Truth is, I’ve read a lot of books on UX, and I could recommend any number of them depending on what you’re looking for. However, a few stand out among the rest as the best books for getting into UX and learning the foundational bits about the discipline.
Here are my five favorites, in no particular order:
This book is an absolute classic, and goes deep into the psychology of how humans interact with interfaces. The great thing about this book is that it was written in the 80s, so all the concepts are pre-Web. That said, every concept in the book is transferable to our work designing interfaces for digital media. Put frankly, the basics of interface interactions never change. Norman covers everything from light switches, to car dashboards, to stovetops in this book. One of my all time favorite books, period.
Much of design is about making sure you’re designing the right thing, then worrying about how to design it right (to paraphrase Buxton). This book is a fantastic look at the overall design process, from research to implementation, with wonderful case studies that help to drive home the points. Buxton arranges the book in a really compelling way, and the concepts covered here are guaranteed to make you reevaluate how you go about the design process as a whole.

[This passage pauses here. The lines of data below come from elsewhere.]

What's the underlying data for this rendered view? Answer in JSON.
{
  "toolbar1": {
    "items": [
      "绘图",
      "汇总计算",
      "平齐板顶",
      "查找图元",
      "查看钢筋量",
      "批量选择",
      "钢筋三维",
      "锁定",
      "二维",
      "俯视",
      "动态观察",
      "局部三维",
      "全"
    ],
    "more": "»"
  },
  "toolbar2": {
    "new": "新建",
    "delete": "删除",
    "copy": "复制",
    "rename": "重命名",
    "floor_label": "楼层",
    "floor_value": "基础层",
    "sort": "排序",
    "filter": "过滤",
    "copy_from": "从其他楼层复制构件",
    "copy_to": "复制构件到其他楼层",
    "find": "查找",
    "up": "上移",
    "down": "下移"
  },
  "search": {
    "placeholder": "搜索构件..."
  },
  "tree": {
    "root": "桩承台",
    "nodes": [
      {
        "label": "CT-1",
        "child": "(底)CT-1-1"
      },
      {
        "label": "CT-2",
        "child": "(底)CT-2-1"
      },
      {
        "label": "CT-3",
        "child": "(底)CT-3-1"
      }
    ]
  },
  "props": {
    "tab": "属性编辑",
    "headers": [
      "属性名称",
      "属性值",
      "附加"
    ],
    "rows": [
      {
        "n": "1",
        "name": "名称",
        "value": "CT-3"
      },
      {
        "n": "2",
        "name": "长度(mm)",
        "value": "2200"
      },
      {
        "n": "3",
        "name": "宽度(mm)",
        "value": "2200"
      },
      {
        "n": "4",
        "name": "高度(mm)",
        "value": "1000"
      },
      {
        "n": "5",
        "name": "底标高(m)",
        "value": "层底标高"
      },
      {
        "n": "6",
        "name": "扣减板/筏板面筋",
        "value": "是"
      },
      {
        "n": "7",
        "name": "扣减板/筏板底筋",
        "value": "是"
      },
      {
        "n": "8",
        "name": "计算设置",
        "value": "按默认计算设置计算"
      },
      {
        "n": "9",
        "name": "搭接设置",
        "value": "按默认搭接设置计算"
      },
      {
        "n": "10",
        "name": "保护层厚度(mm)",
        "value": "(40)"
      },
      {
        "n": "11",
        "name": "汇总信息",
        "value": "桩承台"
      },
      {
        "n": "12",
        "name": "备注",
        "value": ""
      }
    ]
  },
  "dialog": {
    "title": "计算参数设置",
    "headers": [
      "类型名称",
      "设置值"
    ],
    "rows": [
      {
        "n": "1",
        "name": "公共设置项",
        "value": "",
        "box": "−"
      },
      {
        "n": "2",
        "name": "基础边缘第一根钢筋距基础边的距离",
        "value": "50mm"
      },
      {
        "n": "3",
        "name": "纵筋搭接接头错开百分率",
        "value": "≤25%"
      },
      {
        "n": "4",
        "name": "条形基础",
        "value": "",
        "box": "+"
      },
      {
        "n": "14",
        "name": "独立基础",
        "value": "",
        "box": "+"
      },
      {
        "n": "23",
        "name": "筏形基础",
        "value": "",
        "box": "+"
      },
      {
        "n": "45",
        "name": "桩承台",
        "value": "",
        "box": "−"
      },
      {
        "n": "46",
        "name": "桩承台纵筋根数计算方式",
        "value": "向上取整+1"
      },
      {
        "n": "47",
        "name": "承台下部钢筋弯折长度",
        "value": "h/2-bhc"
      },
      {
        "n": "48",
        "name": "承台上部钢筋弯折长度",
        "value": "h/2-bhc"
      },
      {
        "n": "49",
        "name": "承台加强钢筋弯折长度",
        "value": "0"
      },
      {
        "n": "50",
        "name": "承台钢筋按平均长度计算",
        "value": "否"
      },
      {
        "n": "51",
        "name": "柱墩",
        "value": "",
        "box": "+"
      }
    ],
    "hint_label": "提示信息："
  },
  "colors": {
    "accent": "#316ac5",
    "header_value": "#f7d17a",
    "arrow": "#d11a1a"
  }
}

Krug’s book is one of the seminal books for down-to-earth usability advice, covering everything from how pages are laid out to effective navigation strategies. Where the previous book is heavy on process and theory, this book can’t be more practical. It’s a handbook for making everything on the web instantly more usable.
This isn’t about UX per se, but more about the broader product design process that IDEO uses in their practice. IDEO is a hugely popular and well respected design firm and this book, written by their CEO, is a fantastic look into their process. For me, it’s wonderfully apropos as user experience designers, as the same process they use to design consumer goods and services is the same process we can use as we design digital goods, and it all starts with understanding the people we’re designing for.
Speaking of understanding the people we’re designing for, this book is a great handbook on taking user research and making it work beautifully in your organization, by creating and socializing personas throughout the company. Personas are a fantastic artifact for summarizing user research in a way that makes it real and actionable as you design. This book walks through that research process and how best to capture those personas.
There are a ton more books I could list here, but these are the five that spring to the top of my head. This list ranges from high-level strategic design and process-oriented material, down to the page-level usability bits and pieces, and that kind of broad view of the UX process is absolutely required if you’re doing to design products well.